四神倶楽部物語
「あのう、沙羅さん、申し訳ないのですが、沙羅さんの姿が見えないのですが」
私はぶつぶつと伝えました。
「そうですか、やっぱりね。高瀬川さんも私の姿が見えないのですか、そういうことなのですね。だって5月4日へと先に進んでらっしゃいますもの」
沙羅さんは特に驚いた風でもなく、単に再確認しているようでした。
しかし、私はそれを聞いて、5月3日が越えられないということとはそういうことなんだと、なんとなく理解できたような気がしてきました。そしてケイタイを握り締めたまま、柳の木の方に向かって少し姿勢を正しました。
「わかりました。それで沙羅さんを助け出すためには、これから私は、どうさせてもらったら良いのでしょうか?」
私のこんな問い掛けに間髪入れず、沙羅さんがまたまた珍奇なことを口にします。
「申し訳ないですが、この橋は魔界への抜け穴なのですよ。だからその穴を通って、5月3日に来てもらいたいの。そのためには、私がいる5月3日、5月3日と唱えながらこちらへ渡って来て下さらないかしら」
「へえー、そうなんだ」
私はただただたまげるばかりで、開いた口が塞がりません。
しかし、事ここに至ってしまった以上、もう引き返すわけにもいきません。「じゃあ、そのようにさせてもらいます」と、あっさりと引き受けてしまいました。
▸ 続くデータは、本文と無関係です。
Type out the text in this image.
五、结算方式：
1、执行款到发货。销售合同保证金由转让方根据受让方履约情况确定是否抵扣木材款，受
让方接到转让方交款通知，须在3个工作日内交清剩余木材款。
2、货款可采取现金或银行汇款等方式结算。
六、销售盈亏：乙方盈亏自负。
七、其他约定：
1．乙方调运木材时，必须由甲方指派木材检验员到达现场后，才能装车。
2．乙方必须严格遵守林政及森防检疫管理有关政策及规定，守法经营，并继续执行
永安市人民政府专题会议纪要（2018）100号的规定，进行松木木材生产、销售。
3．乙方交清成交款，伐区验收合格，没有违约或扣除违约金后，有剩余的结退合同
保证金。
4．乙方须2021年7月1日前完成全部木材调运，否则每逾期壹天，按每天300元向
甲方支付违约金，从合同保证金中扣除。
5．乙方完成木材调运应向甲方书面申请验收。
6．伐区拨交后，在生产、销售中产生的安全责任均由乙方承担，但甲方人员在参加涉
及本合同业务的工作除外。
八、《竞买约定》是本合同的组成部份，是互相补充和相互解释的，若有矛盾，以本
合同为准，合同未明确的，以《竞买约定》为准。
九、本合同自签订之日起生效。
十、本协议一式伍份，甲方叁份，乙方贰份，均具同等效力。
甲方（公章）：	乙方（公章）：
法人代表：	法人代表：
それから私は「5月3日、5月3日」と繰り返しながら、東から西へと橋を渡り始めました。
橋の中央くらいまで渡った時だったでしょうかね、なにか閃光が走ったような気がしました。少し怖くなったのですが、「えーい、もうどうにでもなれ!」と覚悟を決めて、とにかく西詰めへと渡りました。それから私はゆっくりと辺りをぐるぐるっと見回しました。
すると、さっきまで目に入っていた風景がどことなく微妙に違うような気がしたのです。
その中でも一番異なったのが、そうなのですよね、柳の木の下にスラリと立っておられたのです、一人の女性が。
まさにその女性こそが、5月3日の沙羅さんだと私はすぐに見当が付きました。